However, he pointed to “disciplined inventory management, cost reductions and enhancement of the customer experience” as contributing to the first quarter of improvements in average unit retail and gross margin since 2012.

Comparable sales declined 0.1 percent overall, with a 2.3 percent descent at Chico’s offset by increases of 3.4 percent and 6.5 percent, respectively, at the smaller White House|Black Market and Soma brands.

On a net basis, sales fell 2.3 percent to $368.5 million at Chico’s, improved 3.4 percent to $224.5 million at White House|Black Market and rose 12.8 percent to $76.5 million at Soma. Boston Proper revenues were off 2.2 percent to $23.8 million.

Dyer pointed to improvement in gross margin — up to 57.1 percent of sales from 56.2 percent a year ago — and Chico’s inventory position as proof that recent initiatives are bearing fruit. Inventories rose 0.5 percent over year-ago levels, to $270.3 million, while declining 2.8 percent on a per square foot basis.

Dyer, who said last week that he would retire from the company in June 2016, indicated that the firm, which has been reducing its store count, would be a tough negotiator in its talks with landlords.

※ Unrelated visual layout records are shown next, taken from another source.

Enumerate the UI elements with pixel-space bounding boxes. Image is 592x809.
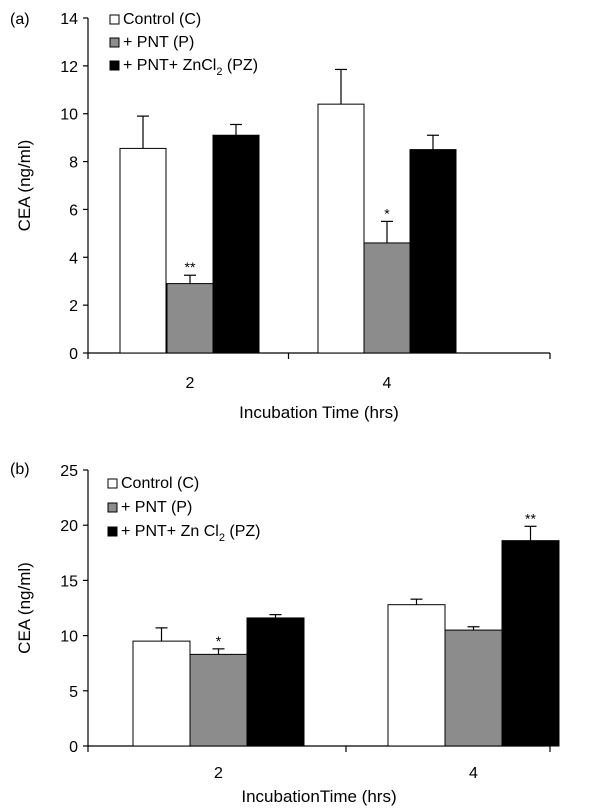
y-tick-label: 12: [60, 59, 78, 76]
x-tick-label: 2: [214, 765, 223, 782]
legend: Control (C) + PNT (P) + PNT+ Zn Cl2 (PZ): [107, 475, 260, 544]
y-tick-label: 20: [60, 518, 78, 535]
legend-label: + PNT (P): [123, 34, 194, 51]
panel-label: (b): [10, 461, 30, 478]
legend-label-main: + PNT (P): [123, 34, 194, 51]
bar: [363, 242, 411, 354]
y-tick-label: 6: [69, 202, 78, 219]
significance-mark: **: [185, 259, 196, 275]
panel-label: (a): [10, 11, 30, 28]
x-tick-label: 4: [469, 765, 478, 782]
legend-label-main: + PNT+ Zn Cl: [121, 523, 219, 540]
x-tick-label: 2: [186, 375, 195, 392]
legend-swatch: [107, 502, 118, 513]
y-tick-label: 15: [60, 573, 78, 590]
y-tick-label: 10: [60, 107, 78, 124]
bar: [212, 134, 260, 354]
x-axis-label: IncubationTime (hrs): [241, 787, 396, 806]
legend-label: + PNT+ ZnCl2 (PZ): [123, 57, 258, 78]
legend-label-main: + PNT+ ZnCl: [123, 57, 216, 74]
legend-label-tail: (PZ): [222, 57, 258, 74]
y-tick-label: 0: [69, 739, 78, 756]
bar: [189, 653, 248, 747]
significance-mark: **: [525, 510, 536, 526]
bar: [246, 617, 305, 747]
legend-label-main: Control (C): [123, 11, 201, 28]
legend-label: Control (C): [121, 475, 199, 492]
legend-label: + PNT (P): [121, 499, 192, 516]
legend-label-subscript: 2: [219, 532, 225, 544]
legend-swatch: [109, 37, 120, 48]
legend-label: + PNT+ Zn Cl2 (PZ): [121, 523, 260, 544]
y-tick-label: 4: [69, 250, 78, 267]
legend: Control (C) + PNT (P) + PNT+ ZnCl2 (PZ): [109, 11, 258, 78]
y-tick-label: 2: [69, 298, 78, 315]
x-axis-label: Incubation Time (hrs): [239, 403, 399, 422]
legend-label-tail: (PZ): [225, 523, 261, 540]
bar: [132, 640, 191, 747]
legend-swatch: [109, 14, 120, 25]
y-tick-label: 5: [69, 684, 78, 701]
bar: [166, 283, 214, 354]
y-axis-label: CEA (ng/ml): [15, 562, 34, 654]
legend-swatch: [109, 60, 120, 71]
y-tick-label: 25: [60, 463, 78, 480]
bar: [317, 103, 365, 354]
legend-label: Control (C): [123, 11, 201, 28]
y-tick-label: 8: [69, 155, 78, 172]
legend-label-main: + PNT (P): [121, 499, 192, 516]
legend-label-subscript: 2: [216, 66, 222, 78]
significance-mark: *: [384, 205, 390, 221]
significance-mark: *: [216, 633, 222, 649]
y-tick-label: 14: [60, 11, 78, 28]
y-axis-label: CEA (ng/ml): [15, 140, 34, 232]
bar: [119, 147, 167, 354]
legend-swatch: [107, 478, 118, 489]
y-tick-label: 0: [69, 346, 78, 363]
bar: [501, 540, 560, 747]
legend-swatch: [107, 526, 118, 537]
bar: [444, 629, 503, 747]
bar: [387, 604, 446, 747]
y-tick-label: 10: [60, 629, 78, 646]
legend-label-main: Control (C): [121, 475, 199, 492]
x-tick-label: 4: [383, 375, 392, 392]
bar: [409, 149, 457, 354]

“Obviously, some of the occupancy cost increases that landlords are requesting certainly don’t work with us,” he said. “And if we can’t get an occupancy cost upon renewal that works and lets us achieve the profitability that we need, then we won’t do that store. And I think that certainly when you see occupancy cost increases in light of all the traffic decreases, it really doesn’t make much sense.”

He pointed out that, as a tenant in strip malls and street relocations, Chico’s might have more flexibility in seeking locations.

“I think there will be some fallout in occupancy costs over time,” Dyer noted.

Shares, off more steeply in morning trading, closed at $16.64, down 0.5 percent.